Cross-posted from Physics.SE
In Marsden, Ratiu - Introduction To Mechanics And Symmetry there is a certain focus on reducing cotangent bundles of Lie groups. More precisely, if $G$ is a Lie group, then $T^*G$ is naturally a symplectic manifold. Then,
- Lie-Poisson reduction provides a Poisson structure on the Lie coalgebra $\mathfrak{g}^*$ and a reduced Hamiltonian $\mathfrak{g}^* \to \mathbb{R}$. In other words, the dynamics can be analyzed on the reduced space $\mathfrak{g}^*$.
- symplectic reduction allows us to reduce the phase space further and identify the reduced phase space with a coadjoint orbit $\mathcal{O} \subset \mathfrak{g}^*$, where $\mathcal{O}$ is equipped with the KKS symplectic structure.

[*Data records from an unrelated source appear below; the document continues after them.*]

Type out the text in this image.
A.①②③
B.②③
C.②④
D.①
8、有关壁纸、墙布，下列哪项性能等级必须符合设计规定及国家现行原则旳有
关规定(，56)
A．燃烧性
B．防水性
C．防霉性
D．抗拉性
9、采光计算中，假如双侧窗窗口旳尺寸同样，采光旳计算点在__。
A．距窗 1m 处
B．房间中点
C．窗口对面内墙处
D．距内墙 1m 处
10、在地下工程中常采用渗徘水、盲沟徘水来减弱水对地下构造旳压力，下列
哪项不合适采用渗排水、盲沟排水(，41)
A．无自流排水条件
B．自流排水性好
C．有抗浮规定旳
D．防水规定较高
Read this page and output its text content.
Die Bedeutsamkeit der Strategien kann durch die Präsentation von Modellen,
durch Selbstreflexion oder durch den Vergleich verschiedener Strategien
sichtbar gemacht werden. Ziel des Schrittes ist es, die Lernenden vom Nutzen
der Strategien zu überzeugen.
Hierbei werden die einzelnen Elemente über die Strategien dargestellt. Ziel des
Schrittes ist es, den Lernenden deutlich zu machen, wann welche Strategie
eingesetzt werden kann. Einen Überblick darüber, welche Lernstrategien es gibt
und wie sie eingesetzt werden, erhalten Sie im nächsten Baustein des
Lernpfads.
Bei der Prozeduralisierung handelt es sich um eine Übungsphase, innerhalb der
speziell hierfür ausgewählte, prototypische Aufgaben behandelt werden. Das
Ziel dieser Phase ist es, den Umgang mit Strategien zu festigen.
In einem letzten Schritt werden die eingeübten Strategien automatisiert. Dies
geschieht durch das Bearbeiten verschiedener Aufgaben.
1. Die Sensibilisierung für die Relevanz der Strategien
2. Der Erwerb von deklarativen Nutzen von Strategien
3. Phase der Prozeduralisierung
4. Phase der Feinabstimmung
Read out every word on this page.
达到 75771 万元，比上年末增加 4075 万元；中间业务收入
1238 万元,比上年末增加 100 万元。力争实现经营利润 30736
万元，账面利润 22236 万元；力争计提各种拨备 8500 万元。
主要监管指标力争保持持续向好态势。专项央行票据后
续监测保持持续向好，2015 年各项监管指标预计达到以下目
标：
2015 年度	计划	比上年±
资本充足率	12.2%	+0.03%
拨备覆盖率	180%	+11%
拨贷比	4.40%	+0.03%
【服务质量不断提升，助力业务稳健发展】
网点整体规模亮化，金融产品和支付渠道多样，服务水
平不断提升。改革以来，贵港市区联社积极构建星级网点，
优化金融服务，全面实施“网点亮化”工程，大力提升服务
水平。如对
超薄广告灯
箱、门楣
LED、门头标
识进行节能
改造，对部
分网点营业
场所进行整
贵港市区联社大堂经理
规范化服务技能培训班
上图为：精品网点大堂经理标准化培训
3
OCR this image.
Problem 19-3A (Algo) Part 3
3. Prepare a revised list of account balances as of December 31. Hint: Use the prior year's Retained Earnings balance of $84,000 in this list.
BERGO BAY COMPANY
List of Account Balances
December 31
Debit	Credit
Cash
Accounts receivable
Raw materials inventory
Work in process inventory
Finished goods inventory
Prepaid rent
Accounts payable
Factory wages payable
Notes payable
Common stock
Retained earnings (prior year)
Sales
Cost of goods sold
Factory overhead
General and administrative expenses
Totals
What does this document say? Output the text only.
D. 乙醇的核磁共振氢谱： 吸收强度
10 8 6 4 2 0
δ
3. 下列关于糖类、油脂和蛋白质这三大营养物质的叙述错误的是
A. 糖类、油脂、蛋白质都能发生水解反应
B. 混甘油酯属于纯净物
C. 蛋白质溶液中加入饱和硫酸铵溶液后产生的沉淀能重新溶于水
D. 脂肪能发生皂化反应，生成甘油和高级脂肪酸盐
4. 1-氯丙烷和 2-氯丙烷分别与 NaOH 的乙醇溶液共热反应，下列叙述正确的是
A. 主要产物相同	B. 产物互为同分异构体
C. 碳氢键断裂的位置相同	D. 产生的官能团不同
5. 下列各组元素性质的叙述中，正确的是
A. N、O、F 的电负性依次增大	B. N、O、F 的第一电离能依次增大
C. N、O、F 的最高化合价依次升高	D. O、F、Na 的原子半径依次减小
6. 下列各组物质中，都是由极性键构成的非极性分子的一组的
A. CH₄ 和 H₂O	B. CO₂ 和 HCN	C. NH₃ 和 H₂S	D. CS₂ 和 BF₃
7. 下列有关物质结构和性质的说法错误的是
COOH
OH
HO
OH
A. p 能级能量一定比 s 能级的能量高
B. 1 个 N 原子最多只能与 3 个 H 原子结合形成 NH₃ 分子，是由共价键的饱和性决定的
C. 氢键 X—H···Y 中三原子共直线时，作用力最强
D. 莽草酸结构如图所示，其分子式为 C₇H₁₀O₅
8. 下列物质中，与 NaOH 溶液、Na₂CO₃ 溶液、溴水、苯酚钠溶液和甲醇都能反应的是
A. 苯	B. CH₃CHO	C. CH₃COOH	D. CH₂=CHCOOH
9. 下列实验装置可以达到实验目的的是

However, apart from the configuration space $G = SO(3)$ which is the configuration space for the rigid body, all the examples provided by Marsden and Ratiu are infinite-dimensional. I failed to come up with any other non-trivial finite-dimensional example, i.e. $\mathbb{R}^n \times (SO(3))^k$ doesn't count.
Are there any other naturally occurring mechanical systems, whose configuration space is a Lie group $G$ and that the Hamiltonian $H\colon\,T^*G \to \mathbb{R}$ is $G$-invariant with respect to the natural action of $G$ on $T^*G$?